Why does my boyfriend feel the need to lie
I’ve been dating a man a few years younger than I for the passed four months. He is very outgoing, loves to work, and meet new people. My friends enjoy his company, which is very rare.
Besides sex, all we seem to do is argue over the littlest things. He’ll either get upset with me for obtuse reasons or I’ll bring up something he is uncomfortable talking about which leads to the arguments.
My boyfriend compulsively lies about the most feebleminded things. Such as things he claims to have accomplished in his life and people he knew. His friends, family, and prior girlfriends know exactly how he is.
Once, I’ve actually convinced him to confess his distortion of the truth but now he denies a few of the things he confessed to. Even though he buys me things and treats me like a lady, he always feels the need to exaggerate the truth.
Why does he feel the need to lie to someone he claims to love and is there anyway to talk to him about these things without making him upset and walk away?
To begin with, compulsive lying, like any other addictive behavior, is rewarding. For compulsive liars, lying feels good; it provides sense of comfort and pleasure (see compulsive lying).

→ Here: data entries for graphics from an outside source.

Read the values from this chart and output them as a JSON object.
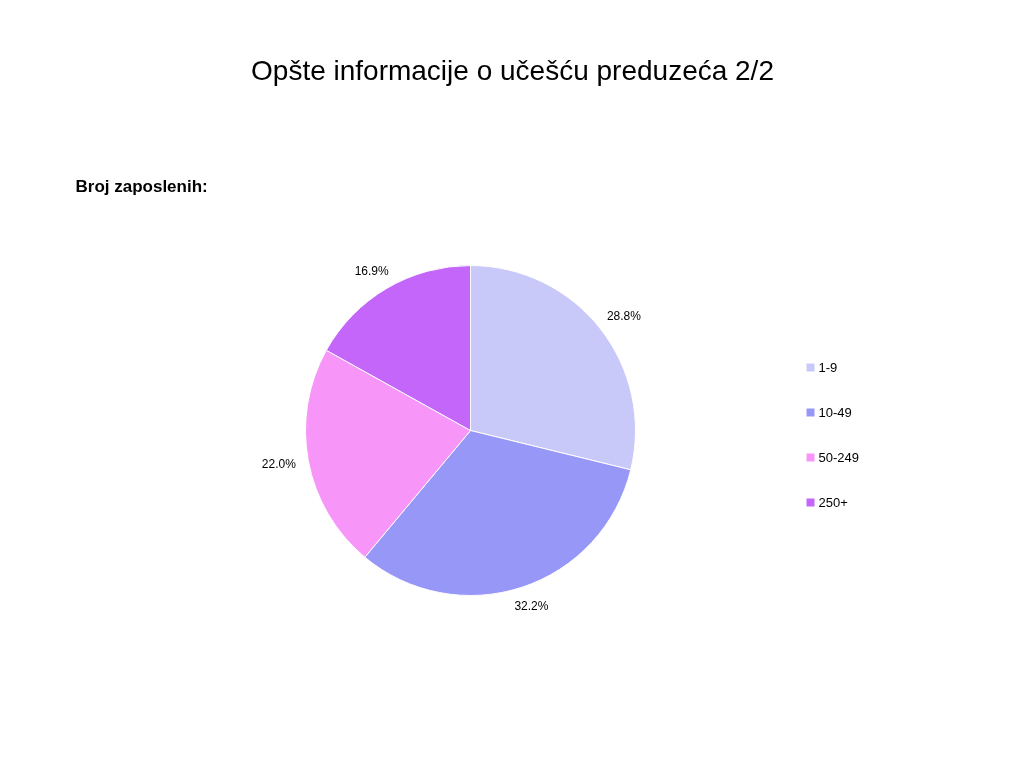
{
  "chart_data": {
    "type": "pie",
    "title": "Opšte informacije o učešću preduzeća 2/2",
    "subtitle": "Broj zaposlenih:",
    "categories": [
      "1-9",
      "10-49",
      "50-249",
      "250+"
    ],
    "values": [
      28.8,
      32.2,
      22.0,
      16.9
    ],
    "value_labels": [
      "28.8%",
      "32.2%",
      "22.0%",
      "16.9%"
    ],
    "colors": [
      "#c9c9f9",
      "#9797f8",
      "#f895f8",
      "#c566fb"
    ],
    "legend": "right"
  }
}
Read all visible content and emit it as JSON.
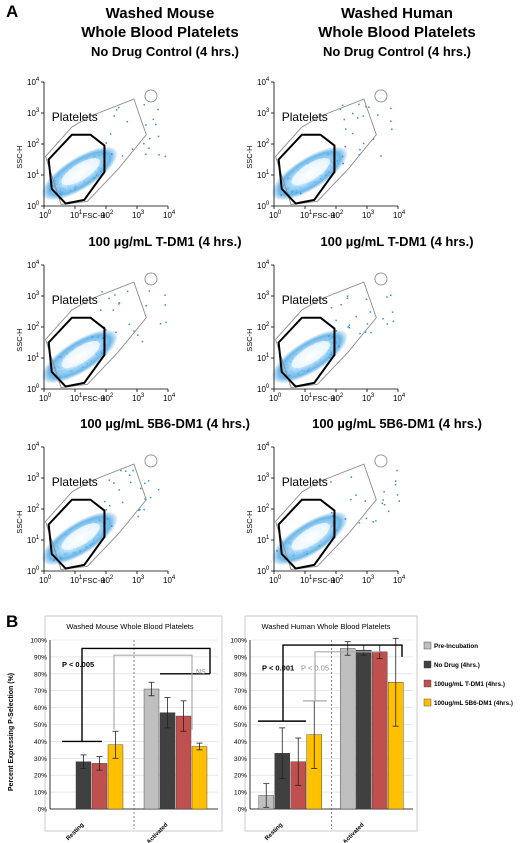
{
  "panel_a": {
    "letter": "A",
    "columns": [
      {
        "title_line1": "Washed Mouse",
        "title_line2": "Whole Blood Platelets"
      },
      {
        "title_line1": "Washed Human",
        "title_line2": "Whole Blood Platelets"
      }
    ],
    "plots": [
      {
        "title": "No Drug Control (4 hrs.)",
        "gate_label": "Platelets",
        "xlabel": "FSC-H",
        "ylabel": "SSC-H"
      },
      {
        "title": "No Drug Control (4 hrs.)",
        "gate_label": "Platelets",
        "xlabel": "FSC-H",
        "ylabel": "SSC-H"
      },
      {
        "title": "100 µg/mL T-DM1 (4 hrs.)",
        "gate_label": "Platelets",
        "xlabel": "FSC-H",
        "ylabel": "SSC-H"
      },
      {
        "title": "100 µg/mL T-DM1 (4 hrs.)",
        "gate_label": "Platelets",
        "xlabel": "FSC-H",
        "ylabel": "SSC-H"
      },
      {
        "title": "100 µg/mL 5B6-DM1 (4 hrs.)",
        "gate_label": "Platelets",
        "xlabel": "FSC-H",
        "ylabel": "SSC-H"
      },
      {
        "title": "100 µg/mL 5B6-DM1 (4 hrs.)",
        "gate_label": "Platelets",
        "xlabel": "FSC-H",
        "ylabel": "SSC-H"
      }
    ],
    "tick_labels": [
      "10",
      "10",
      "10",
      "10",
      "10"
    ],
    "tick_exponents": [
      "0",
      "1",
      "2",
      "3",
      "4"
    ]
  },
  "panel_b": {
    "letter": "B",
    "ylabel": "Percent Expressing P-Selection (%)",
    "yticks": [
      "0%",
      "10%",
      "20%",
      "30%",
      "40%",
      "50%",
      "60%",
      "70%",
      "80%",
      "90%",
      "100%"
    ],
    "colors": {
      "pre": "#bfbfbf",
      "nodrug": "#404040",
      "tdm1": "#c0504d",
      "b6dm1": "#ffc000"
    }
  },
  "chart_data": [
    {
      "type": "bar",
      "title": "Washed Mouse Whole Blood Platelets",
      "categories": [
        "Resting",
        "Activated"
      ],
      "ylim": [
        0,
        100
      ],
      "ylabel": "Percent Expressing P-Selection (%)",
      "series": [
        {
          "name": "Pre-Incubation",
          "values": [
            null,
            71
          ],
          "errors": [
            null,
            4
          ]
        },
        {
          "name": "No Drug (4hrs.)",
          "values": [
            28,
            57
          ],
          "errors": [
            4,
            9
          ]
        },
        {
          "name": "100ug/mL T-DM1 (4hrs.)",
          "values": [
            27,
            55
          ],
          "errors": [
            4,
            9
          ]
        },
        {
          "name": "100ug/mL 5B6-DM1 (4hrs.)",
          "values": [
            38,
            37
          ],
          "errors": [
            8,
            2
          ]
        }
      ],
      "annotations": [
        "P < 0.005",
        "NS"
      ]
    },
    {
      "type": "bar",
      "title": "Washed Human Whole Blood Platelets",
      "categories": [
        "Resting",
        "Activated"
      ],
      "ylim": [
        0,
        100
      ],
      "series": [
        {
          "name": "Pre-Incubation",
          "values": [
            8,
            95
          ],
          "errors": [
            7,
            4
          ]
        },
        {
          "name": "No Drug (4hrs.)",
          "values": [
            33,
            94
          ],
          "errors": [
            15,
            3
          ]
        },
        {
          "name": "100ug/mL T-DM1 (4hrs.)",
          "values": [
            28,
            93
          ],
          "errors": [
            14,
            4
          ]
        },
        {
          "name": "100ug/mL 5B6-DM1 (4hrs.)",
          "values": [
            44,
            75
          ],
          "errors": [
            20,
            26
          ]
        }
      ],
      "annotations": [
        "P < 0.001",
        "P < 0.05"
      ]
    }
  ]
}
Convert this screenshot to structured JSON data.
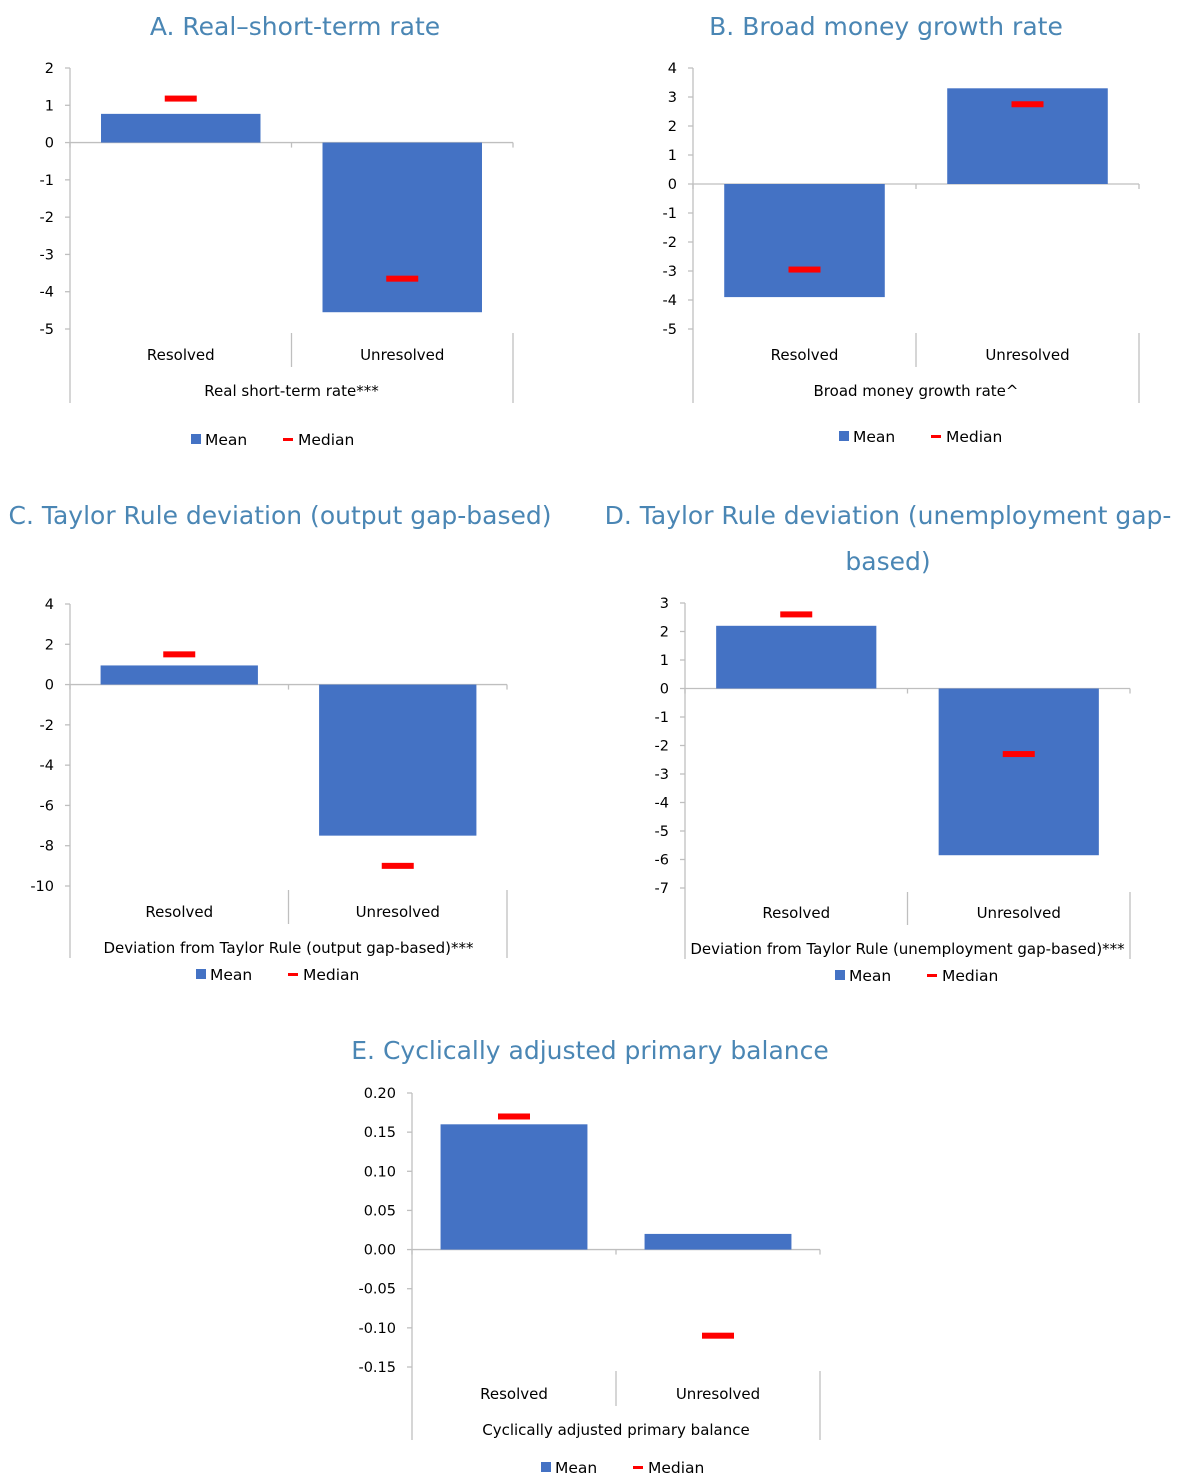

And like any other addictive behavior, addicts deny the behavior in question or that it is problematic. This lack of self-awareness, or lack of acceptance, makes it possible for the addictive behavior to continue. But your boyfriend’s inability to acknowledge the problem also makes it more difficult to resolve. Most people get defensive when you point out their lies (see pointing out the truth), but compulsive liars often become extremely defensive when the issue gets raised.
Simply stated, changing a compulsive liar is not easy and it takes tremendous time and effort (see changing a compulsive liar).
And, if all you and your boyfriend do is argue over the smallest of issues—these arguments are probably not about little things at all, but something much larger: Power, Liking and Control (see relationship dynamics).
In fact, most arguments usually involve one or more of the following issues:
- Do you genuinely like each other?
- Do you have respect for each other?
- Do you constantly fight each other for control?
If you address these issues head on, you may save you and your boyfriend from a lot of wasted time and agony. Most couples avoid dealing with these issues but they rarely go away on their own.
Finally, there is often little point in confronting a compulsive liar.
If someone is in denial about an issue, trying to point it out often leaves both parties feeling upset and frustrated.